Opponents see this as a serious paperwork burden and a disadvantage to small companies, and it is widely expected to be repealed. (The Senate has voted to do so, and a House committee is to take up the issue this week.)

The other requires employers to list on Form W-2 the value of sponsored health care benefits, which are not to be taxed. This disclosure was to take effect for 2011, but the Internal Revenue Service has made it optional this year, with application now scheduled for 2012 taxes.

Another important provision of the health law is a 40 percent tax, indexed for inflation, on insurers providing so-called Cadillac coverage for 50 or more employees and applying to portions of premiums above $27,500 a year for a family or $10,200 for an individual. Such plans are typically enjoyed by many members of unions, which won a delay in the effective date until 2018.

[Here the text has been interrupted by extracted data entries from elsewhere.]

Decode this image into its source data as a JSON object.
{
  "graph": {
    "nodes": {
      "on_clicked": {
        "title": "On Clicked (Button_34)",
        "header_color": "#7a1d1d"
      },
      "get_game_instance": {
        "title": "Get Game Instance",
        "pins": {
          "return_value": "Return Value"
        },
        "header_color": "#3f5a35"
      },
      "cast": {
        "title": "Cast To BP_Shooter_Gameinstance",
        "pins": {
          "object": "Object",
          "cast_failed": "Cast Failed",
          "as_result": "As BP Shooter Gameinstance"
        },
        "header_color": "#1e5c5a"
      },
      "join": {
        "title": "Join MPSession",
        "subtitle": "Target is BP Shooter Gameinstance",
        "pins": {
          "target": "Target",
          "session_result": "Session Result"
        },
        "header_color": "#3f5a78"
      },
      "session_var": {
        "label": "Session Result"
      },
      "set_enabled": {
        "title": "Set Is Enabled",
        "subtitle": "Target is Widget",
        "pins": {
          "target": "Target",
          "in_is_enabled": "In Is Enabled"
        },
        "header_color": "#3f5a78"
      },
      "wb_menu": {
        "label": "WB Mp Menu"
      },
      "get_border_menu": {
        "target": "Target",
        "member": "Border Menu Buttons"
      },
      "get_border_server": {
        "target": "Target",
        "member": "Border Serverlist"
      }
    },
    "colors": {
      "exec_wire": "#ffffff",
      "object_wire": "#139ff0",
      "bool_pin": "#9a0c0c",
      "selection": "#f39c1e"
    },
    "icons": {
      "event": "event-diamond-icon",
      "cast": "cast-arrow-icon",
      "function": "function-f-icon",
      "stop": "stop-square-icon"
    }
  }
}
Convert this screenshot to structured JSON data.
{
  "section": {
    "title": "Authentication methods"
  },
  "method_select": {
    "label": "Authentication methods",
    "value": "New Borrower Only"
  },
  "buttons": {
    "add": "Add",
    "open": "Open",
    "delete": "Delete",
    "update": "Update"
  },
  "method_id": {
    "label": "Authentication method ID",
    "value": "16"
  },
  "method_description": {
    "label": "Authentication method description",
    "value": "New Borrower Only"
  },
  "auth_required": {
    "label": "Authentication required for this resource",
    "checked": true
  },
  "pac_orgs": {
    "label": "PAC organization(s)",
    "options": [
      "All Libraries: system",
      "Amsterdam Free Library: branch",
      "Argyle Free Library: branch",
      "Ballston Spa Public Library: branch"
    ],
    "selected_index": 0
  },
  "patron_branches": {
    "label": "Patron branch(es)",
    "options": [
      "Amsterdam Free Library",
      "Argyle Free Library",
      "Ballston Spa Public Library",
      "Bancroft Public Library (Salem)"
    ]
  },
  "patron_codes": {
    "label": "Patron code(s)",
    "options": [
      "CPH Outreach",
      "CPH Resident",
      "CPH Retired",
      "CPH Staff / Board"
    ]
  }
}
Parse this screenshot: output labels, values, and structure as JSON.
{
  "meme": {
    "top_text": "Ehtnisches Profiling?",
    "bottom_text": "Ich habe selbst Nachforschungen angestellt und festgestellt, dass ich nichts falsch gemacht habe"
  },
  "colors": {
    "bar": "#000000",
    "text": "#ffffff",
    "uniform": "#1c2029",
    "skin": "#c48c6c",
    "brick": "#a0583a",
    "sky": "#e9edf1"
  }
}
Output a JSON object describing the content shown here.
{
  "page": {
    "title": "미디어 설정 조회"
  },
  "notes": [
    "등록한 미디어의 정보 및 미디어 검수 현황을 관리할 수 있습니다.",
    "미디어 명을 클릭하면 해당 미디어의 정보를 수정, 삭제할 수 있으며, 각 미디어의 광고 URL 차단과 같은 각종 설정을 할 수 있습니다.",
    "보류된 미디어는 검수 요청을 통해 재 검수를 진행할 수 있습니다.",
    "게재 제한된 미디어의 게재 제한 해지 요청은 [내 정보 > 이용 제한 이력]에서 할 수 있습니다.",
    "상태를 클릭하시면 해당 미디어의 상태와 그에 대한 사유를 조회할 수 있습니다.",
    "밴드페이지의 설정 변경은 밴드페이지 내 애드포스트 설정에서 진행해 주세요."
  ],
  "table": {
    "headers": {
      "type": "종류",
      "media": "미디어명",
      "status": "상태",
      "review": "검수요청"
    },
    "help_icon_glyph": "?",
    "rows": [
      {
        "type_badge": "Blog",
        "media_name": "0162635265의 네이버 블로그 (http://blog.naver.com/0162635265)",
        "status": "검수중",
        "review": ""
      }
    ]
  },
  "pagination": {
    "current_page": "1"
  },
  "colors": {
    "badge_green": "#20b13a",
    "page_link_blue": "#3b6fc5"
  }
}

There is another element that, while not a tax, may seem like one. It is an annual fee imposed on health care companies in proportion to their market share. In total, it amounts to $8 billion in 2014 and rises in future years. Some, and perhaps all, of this is expected to be passed on to consumers as higher premiums.

In addition, an excise tax of 2.3 percent is to begin in 2013 on manufacturers and importers of specified medical devices.

OF course, the most hotly disputed part of the law is its ”mandate” provision. In 2014, the I.R.S. will start imposing a penalty — though not a tax — on individuals who do not buy insurance. Initially, it will be $95 or 1 percent of income, whichever is greater. The penalty rises to $695 or 2.5 percent of income by 2016. A host of state suits are challenging the constitutionality of this crucial element.

Businesses with more than 50 employees that do not provide health coverage must pay a tax of $2,000 per employee, beginning in 2014. As for smaller companies, a 35 percent tax credit against insurance costs will be provided for up to six years, to encourage them to offer coverage. The credit starts to phase out as the number of workers rises above 10 and average pay rises above $25,000. For example, a company with 17 employees and an average wage of $38,000 gets nothing.

”It’s so confusing and time-consuming that a lot of C.P.A.’s and clients think the cost of calculation exceeds the potential benefits,” Ms. Labant said. The National Federation of Independent Business estimates that fewer than half the eligible four million small businesses will actually receive the credit.

Ms. Toth, the planner, said the credit might work well ”in some parts of the country, but not in the New York area,” because its wages are relatively high.”